Mobilités

[Test] Le Vélo Mad Le Sport : le VAE abordable, efficace et facile

BANNER 4 2

Quand en plein confinement tu reçois un communiqué de presse pour l’essai du vélo à assistance électrique (VAE) Le Sport par Le Vélo Mad, tu n’hésites pas une seconde : tu fonces.

Et quand tu montes en selle après 2 mois enfermé, tu te sens pousser des ailes : c’est simple, ça va vite, ça te donne l’impression que tu ne passes pas assez de temps à aller d’un point A à un point B. Et c’est probablement la plus belle réussite du Sport : casser les certitudes sur les inconvénients du vélo comme moyen de transport quotidien.

Mais commençons par le commencement et découvrons ensemble Le Vélo Mad in France et ses propositions de VAE…pensé, conçu et assemblé en France.

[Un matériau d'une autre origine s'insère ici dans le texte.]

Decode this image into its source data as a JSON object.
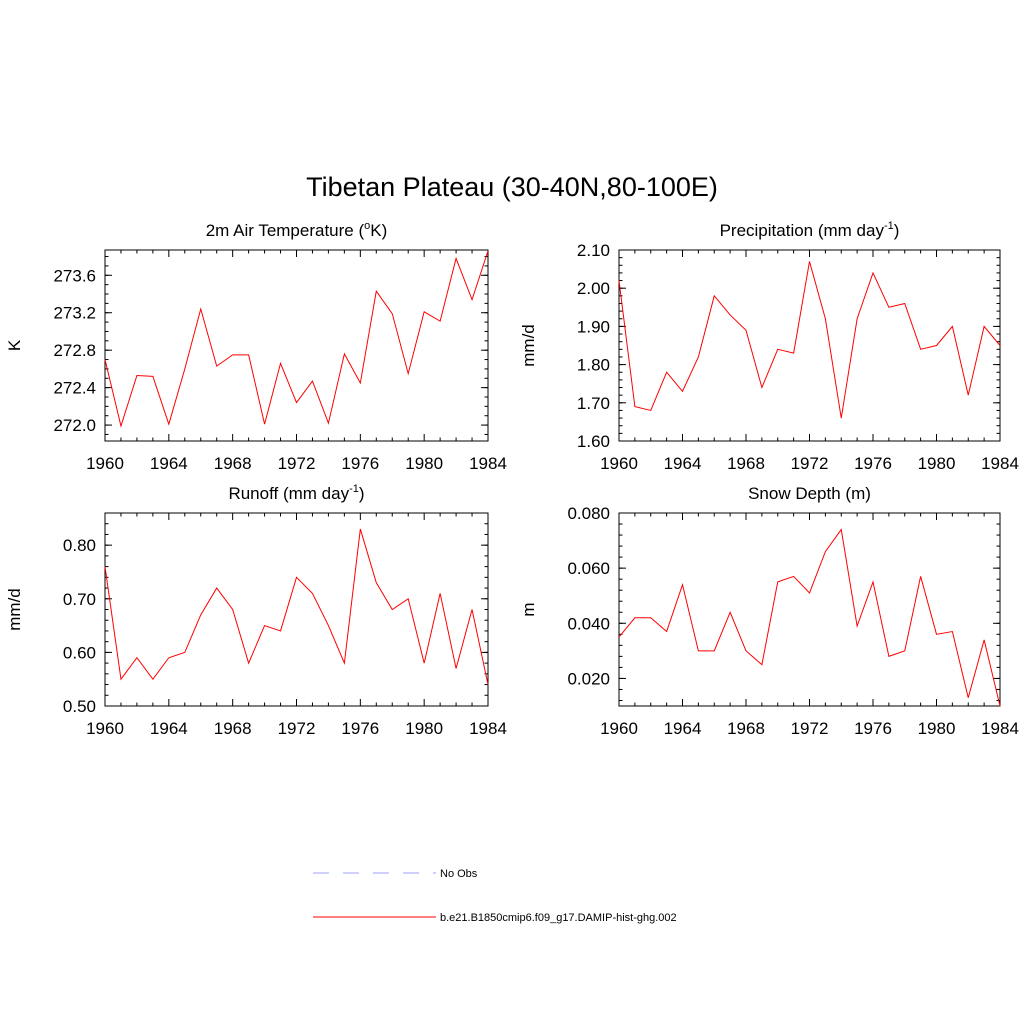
{
  "page_title": "Tibetan Plateau (30-40N,80-100E)",
  "legend": [
    {
      "label": "No Obs",
      "color": "#b3b3ff",
      "style": "dashed"
    },
    {
      "label": "b.e21.B1850cmip6.f09_g17.DAMIP-hist-ghg.002",
      "color": "#ff0000",
      "style": "solid"
    }
  ],
  "chart_data": [
    {
      "type": "line",
      "title": "2m Air Temperature (oK)",
      "title_parts": {
        "pre": "2m Air Temperature (",
        "sup": "o",
        "post": "K)"
      },
      "xlabel": "",
      "ylabel": "K",
      "xlim": [
        1960,
        1984
      ],
      "ylim": [
        271.83,
        273.87
      ],
      "x_ticks": [
        1960,
        1964,
        1968,
        1972,
        1976,
        1980,
        1984
      ],
      "y_ticks": [
        272.0,
        272.4,
        272.8,
        273.2,
        273.6
      ],
      "y_tick_labels": [
        "272.0",
        "272.4",
        "272.8",
        "273.2",
        "273.6"
      ],
      "y_minor_step": 0.1,
      "grid": false,
      "series": [
        {
          "color": "#ff0000",
          "x": [
            1960,
            1961,
            1962,
            1963,
            1964,
            1965,
            1966,
            1967,
            1968,
            1969,
            1970,
            1971,
            1972,
            1973,
            1974,
            1975,
            1976,
            1977,
            1978,
            1979,
            1980,
            1981,
            1982,
            1983,
            1984
          ],
          "values": [
            272.7,
            271.99,
            272.53,
            272.52,
            272.01,
            272.6,
            273.24,
            272.63,
            272.75,
            272.75,
            272.01,
            272.66,
            272.24,
            272.47,
            272.02,
            272.76,
            272.45,
            273.43,
            273.19,
            272.55,
            273.21,
            273.11,
            273.78,
            273.34,
            273.86
          ]
        }
      ]
    },
    {
      "type": "line",
      "title": "Precipitation (mm day-1)",
      "title_parts": {
        "pre": "Precipitation (mm day",
        "sup": "-1",
        "post": ")"
      },
      "xlabel": "",
      "ylabel": "mm/d",
      "xlim": [
        1960,
        1984
      ],
      "ylim": [
        1.6,
        2.1
      ],
      "x_ticks": [
        1960,
        1964,
        1968,
        1972,
        1976,
        1980,
        1984
      ],
      "y_ticks": [
        1.6,
        1.7,
        1.8,
        1.9,
        2.0,
        2.1
      ],
      "y_tick_labels": [
        "1.60",
        "1.70",
        "1.80",
        "1.90",
        "2.00",
        "2.10"
      ],
      "y_minor_step": 0.02,
      "grid": false,
      "series": [
        {
          "color": "#ff0000",
          "x": [
            1960,
            1961,
            1962,
            1963,
            1964,
            1965,
            1966,
            1967,
            1968,
            1969,
            1970,
            1971,
            1972,
            1973,
            1974,
            1975,
            1976,
            1977,
            1978,
            1979,
            1980,
            1981,
            1982,
            1983,
            1984
          ],
          "values": [
            2.02,
            1.69,
            1.68,
            1.78,
            1.73,
            1.82,
            1.98,
            1.93,
            1.89,
            1.74,
            1.84,
            1.83,
            2.07,
            1.92,
            1.66,
            1.92,
            2.04,
            1.95,
            1.96,
            1.84,
            1.85,
            1.9,
            1.72,
            1.9,
            1.85
          ]
        }
      ]
    },
    {
      "type": "line",
      "title": "Runoff (mm day-1)",
      "title_parts": {
        "pre": "Runoff (mm day",
        "sup": "-1",
        "post": ")"
      },
      "xlabel": "",
      "ylabel": "mm/d",
      "xlim": [
        1960,
        1984
      ],
      "ylim": [
        0.5,
        0.86
      ],
      "x_ticks": [
        1960,
        1964,
        1968,
        1972,
        1976,
        1980,
        1984
      ],
      "y_ticks": [
        0.5,
        0.6,
        0.7,
        0.8
      ],
      "y_tick_labels": [
        "0.50",
        "0.60",
        "0.70",
        "0.80"
      ],
      "y_minor_step": 0.02,
      "grid": false,
      "series": [
        {
          "color": "#ff0000",
          "x": [
            1960,
            1961,
            1962,
            1963,
            1964,
            1965,
            1966,
            1967,
            1968,
            1969,
            1970,
            1971,
            1972,
            1973,
            1974,
            1975,
            1976,
            1977,
            1978,
            1979,
            1980,
            1981,
            1982,
            1983,
            1984
          ],
          "values": [
            0.76,
            0.55,
            0.59,
            0.55,
            0.59,
            0.6,
            0.67,
            0.72,
            0.68,
            0.58,
            0.65,
            0.64,
            0.74,
            0.71,
            0.65,
            0.58,
            0.83,
            0.73,
            0.68,
            0.7,
            0.58,
            0.71,
            0.57,
            0.68,
            0.54
          ]
        }
      ]
    },
    {
      "type": "line",
      "title": "Snow Depth (m)",
      "title_parts": {
        "pre": "Snow Depth (m)",
        "sup": "",
        "post": ""
      },
      "xlabel": "",
      "ylabel": "m",
      "xlim": [
        1960,
        1984
      ],
      "ylim": [
        0.01,
        0.08
      ],
      "x_ticks": [
        1960,
        1964,
        1968,
        1972,
        1976,
        1980,
        1984
      ],
      "y_ticks": [
        0.02,
        0.04,
        0.06,
        0.08
      ],
      "y_tick_labels": [
        "0.020",
        "0.040",
        "0.060",
        "0.080"
      ],
      "y_minor_step": 0.004,
      "grid": false,
      "series": [
        {
          "color": "#ff0000",
          "x": [
            1960,
            1961,
            1962,
            1963,
            1964,
            1965,
            1966,
            1967,
            1968,
            1969,
            1970,
            1971,
            1972,
            1973,
            1974,
            1975,
            1976,
            1977,
            1978,
            1979,
            1980,
            1981,
            1982,
            1983,
            1984
          ],
          "values": [
            0.035,
            0.042,
            0.042,
            0.037,
            0.054,
            0.03,
            0.03,
            0.044,
            0.03,
            0.025,
            0.055,
            0.057,
            0.051,
            0.066,
            0.074,
            0.039,
            0.055,
            0.028,
            0.03,
            0.057,
            0.036,
            0.037,
            0.013,
            0.034,
            0.01
          ]
        }
      ]
    }
  ]
}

Design : Le Bon, la Brute et le Truand

Le Vélo Mad

“Beau”, “Design”, “Superbe”, “Stylé”, “Racé”, “Réussi”… Florilège de compliments pour décrire le Sport pendant ma semaine en sa compagnie.
Et c’est vrai qu’au premier coup d’œil le Sport est très flatteur : poignées et selle en cuir Brooks haut de gamme (Slender et B17 Carved), pneus bi-tons, choix de coloris sobre mais classe, on sent que la partie esthétique n’a pas été laissée pour compte. La peinture sur le cadre est de très bonne qualité et ne semble pas trop sensible aux rayures.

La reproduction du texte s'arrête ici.